By their nature companies are entirely selfish (especially companies with outside investment) and unless you're going to hold the humans within a company individually responsible for a companies douchebaggery then by the same logic you also shouldn't give the company a break because it's run by humans.


Why change their passwords? Isn't that FUD?


Yes and no :-) What else could a user do once damage is done? (before they started investigating, but after the fix was pushed)


The important thing about this bug is that it allowed log-ins without passwords. No passwords were compromised. Therefor, asking users to change their passwords would have been FUD, as well as making it more difficult to identify which users were affected by the person exploiting the bug (if almost every user logs in during 4 hours, you're going to have a lot of trouble identifying the <100 accounts who were accessed by the attacker).

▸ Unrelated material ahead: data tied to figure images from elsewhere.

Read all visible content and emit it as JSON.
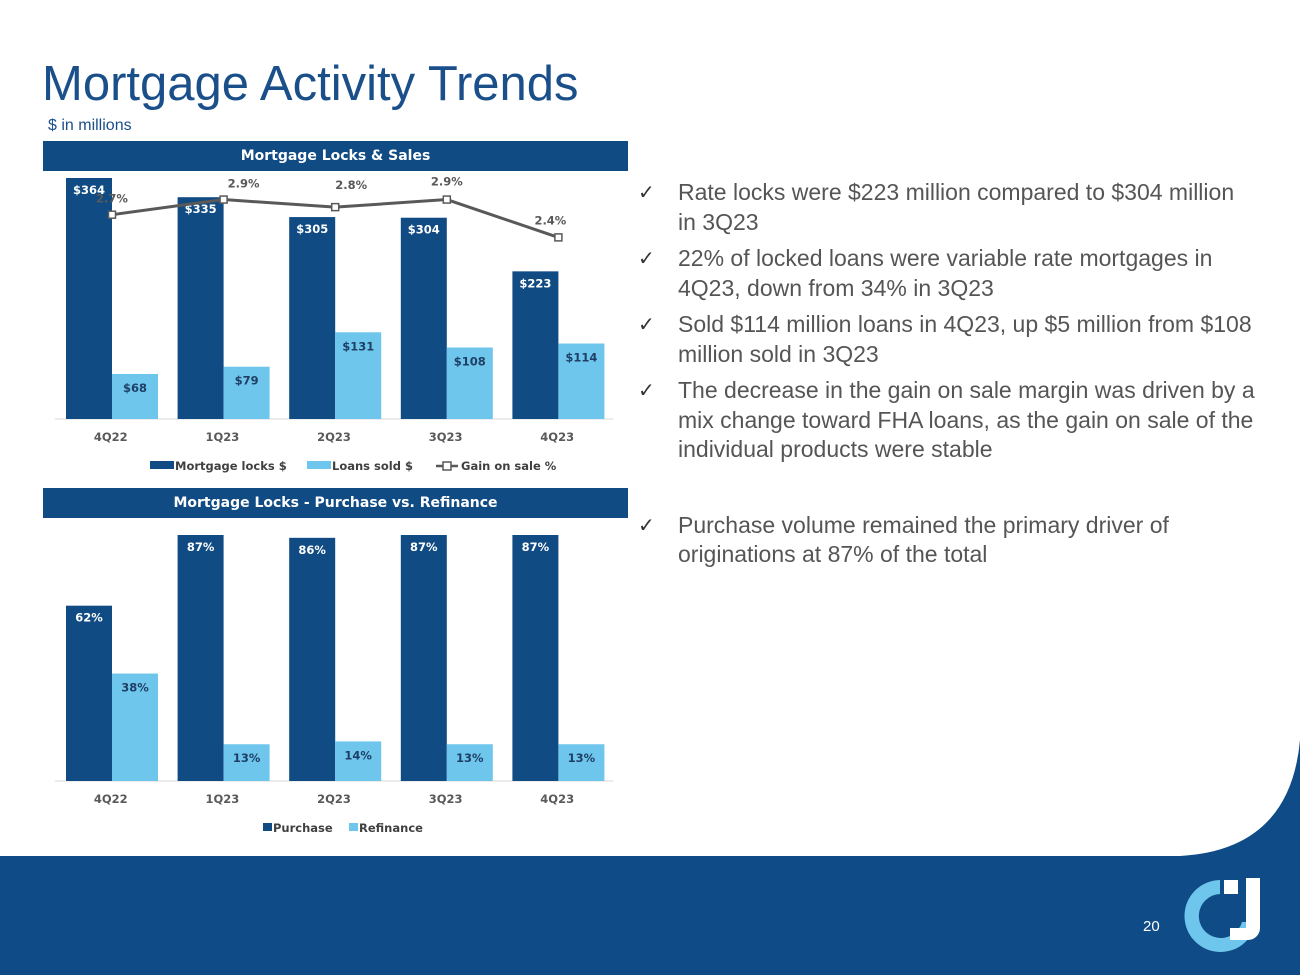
{
  "title": "Mortgage Activity Trends",
  "subtitle": "$ in millions",
  "page_number": "20",
  "colors": {
    "dark_blue": "#114b84",
    "light_blue": "#6fc6ec",
    "line": "#595959",
    "footer": "#0f4b86"
  },
  "logo_icon": "company-logo",
  "bullets": [
    {
      "check": "✓",
      "text": "Rate locks were $223 million compared to $304 million in 3Q23"
    },
    {
      "check": "✓",
      "text": "22% of locked loans were variable rate mortgages in 4Q23, down from 34% in 3Q23"
    },
    {
      "check": "✓",
      "text": "Sold $114 million loans in 4Q23, up $5 million from $108 million sold in 3Q23"
    },
    {
      "check": "✓",
      "text": "The decrease in the gain on sale margin was driven by a mix change toward FHA loans, as the gain on sale of the individual products were stable"
    },
    {
      "check": "✓",
      "text": "Purchase volume remained the primary driver of originations at 87% of the total"
    }
  ],
  "chart_data": [
    {
      "type": "bar",
      "title": "Mortgage Locks & Sales",
      "categories": [
        "4Q22",
        "1Q23",
        "2Q23",
        "3Q23",
        "4Q23"
      ],
      "series": [
        {
          "name": "Mortgage locks $",
          "kind": "bar",
          "color": "#114b84",
          "values": [
            364,
            335,
            305,
            304,
            223
          ],
          "labels": [
            "$364",
            "$335",
            "$305",
            "$304",
            "$223"
          ]
        },
        {
          "name": "Loans sold $",
          "kind": "bar",
          "color": "#6fc6ec",
          "values": [
            68,
            79,
            131,
            108,
            114
          ],
          "labels": [
            "$68",
            "$79",
            "$131",
            "$108",
            "$114"
          ]
        },
        {
          "name": "Gain on sale %",
          "kind": "line",
          "color": "#595959",
          "values": [
            2.7,
            2.9,
            2.8,
            2.9,
            2.4
          ],
          "labels": [
            "2.7%",
            "2.9%",
            "2.8%",
            "2.9%",
            "2.4%"
          ]
        }
      ],
      "ylim": [
        0,
        400
      ],
      "y2lim": [
        0,
        3.5
      ],
      "legend": "bottom",
      "grid": false
    },
    {
      "type": "bar",
      "title": "Mortgage Locks - Purchase vs. Refinance",
      "categories": [
        "4Q22",
        "1Q23",
        "2Q23",
        "3Q23",
        "4Q23"
      ],
      "series": [
        {
          "name": "Purchase",
          "kind": "bar",
          "color": "#114b84",
          "values": [
            62,
            87,
            86,
            87,
            87
          ],
          "labels": [
            "62%",
            "87%",
            "86%",
            "87%",
            "87%"
          ]
        },
        {
          "name": "Refinance",
          "kind": "bar",
          "color": "#6fc6ec",
          "values": [
            38,
            13,
            14,
            13,
            13
          ],
          "labels": [
            "38%",
            "13%",
            "14%",
            "13%",
            "13%"
          ]
        }
      ],
      "ylim": [
        0,
        100
      ],
      "legend": "bottom",
      "grid": false
    }
  ]
}
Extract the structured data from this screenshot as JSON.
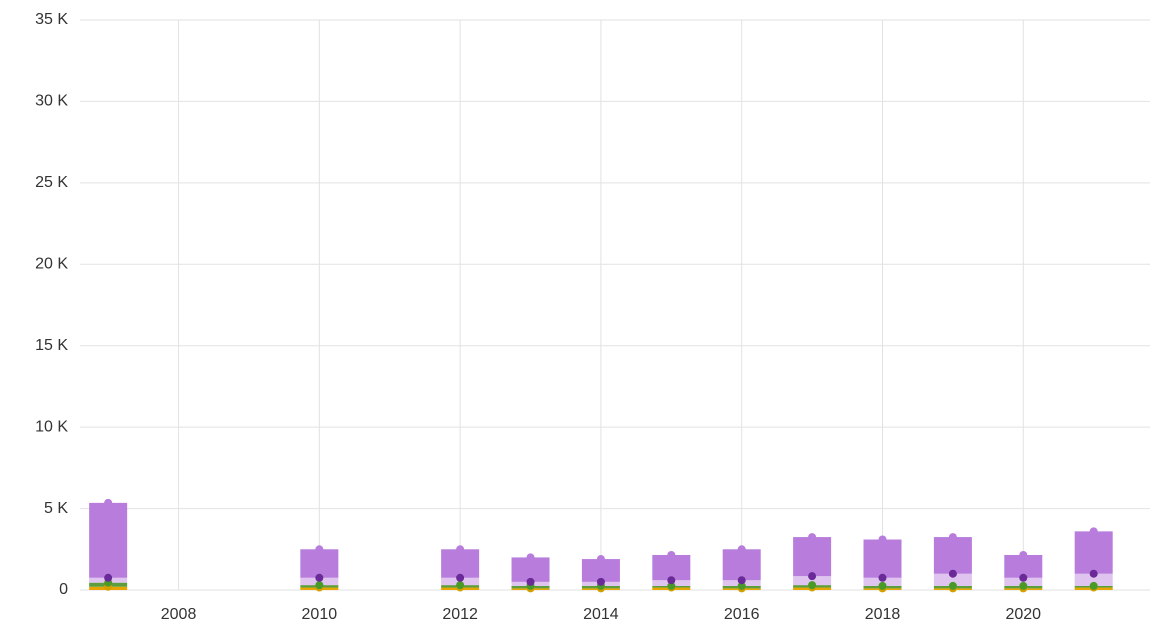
{
  "chart_data": {
    "type": "bar",
    "stacked": true,
    "x": [
      2007,
      2010,
      2012,
      2013,
      2014,
      2015,
      2016,
      2017,
      2018,
      2019,
      2020,
      2021
    ],
    "series": [
      {
        "color": "#e8a400",
        "dot_color": "#d4a000",
        "values": [
          200,
          150,
          150,
          100,
          100,
          150,
          100,
          150,
          100,
          100,
          100,
          150
        ]
      },
      {
        "color": "#5c9e3c",
        "dot_color": "#4a9a2a",
        "values": [
          250,
          150,
          150,
          150,
          150,
          100,
          150,
          150,
          150,
          150,
          150,
          100
        ]
      },
      {
        "color": "#dec4ee",
        "dot_color": "#6a2a98",
        "values": [
          300,
          450,
          450,
          250,
          250,
          350,
          350,
          550,
          500,
          750,
          500,
          750
        ]
      },
      {
        "color": "#b87ddc",
        "dot_color": "#b87ddc",
        "values": [
          4600,
          1750,
          1750,
          1500,
          1400,
          1550,
          1900,
          2400,
          2350,
          2250,
          1400,
          2600
        ]
      }
    ],
    "xlim": [
      2006.6,
      2021.8
    ],
    "xticks": [
      2008,
      2010,
      2012,
      2014,
      2016,
      2018,
      2020
    ],
    "ylim": [
      0,
      35000
    ],
    "yticks": [
      {
        "value": 0,
        "label": "0"
      },
      {
        "value": 5000,
        "label": "5 K"
      },
      {
        "value": 10000,
        "label": "10 K"
      },
      {
        "value": 15000,
        "label": "15 K"
      },
      {
        "value": 20000,
        "label": "20 K"
      },
      {
        "value": 25000,
        "label": "25 K"
      },
      {
        "value": 30000,
        "label": "30 K"
      },
      {
        "value": 35000,
        "label": "35 K"
      }
    ],
    "grid": true
  }
}
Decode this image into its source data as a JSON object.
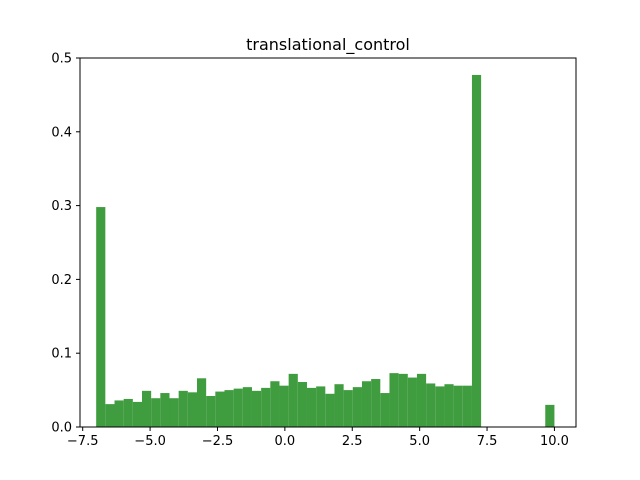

...they're still a startup...

What? Is this an excuse? They charge money for the service and they will pay for their mistakes.


Yes, they'll pay for this mistake through bad press and lost customers.

A punitive lawsuit isn't going to improve anything in terms of making sure they don't do it again.


>>A punitive lawsuit isn't going to improve anything in terms of making sure they don't do it again.

What's stopping us to say the exact thing in defense of any xyz alleged offender?


How do you know? (Note that the point of a punitive lawsuit is not only to encourage the culprit not to do it again, but also to encourage other potential culprits not to do it again.)

I guess the answer is "because it was just a mistake", but (1) not informing their customers promptly when they found they'd made a disastrous security screwup wasn't just a mistake, and (2) since they themselves say they're improving their procedures in response to the incident, it seems clear that there are things they could have done that would have either avoided the just-a-mistake or mitigated its consequences.


Lawsuit is also a good tool so scare others from just trying to do something useful—just in case someone sues on the first mistake.


They won't lost customers if they don't tell them about the problems. The bad press is this, right here.


Even though I don't like frivolous lawsuits, it's way too early to say there's no legal basis for the claim.


>But, they're still a startup

So what?

Aww... the cute widdle startup gets the bar lowered for them because we love startups here on HN?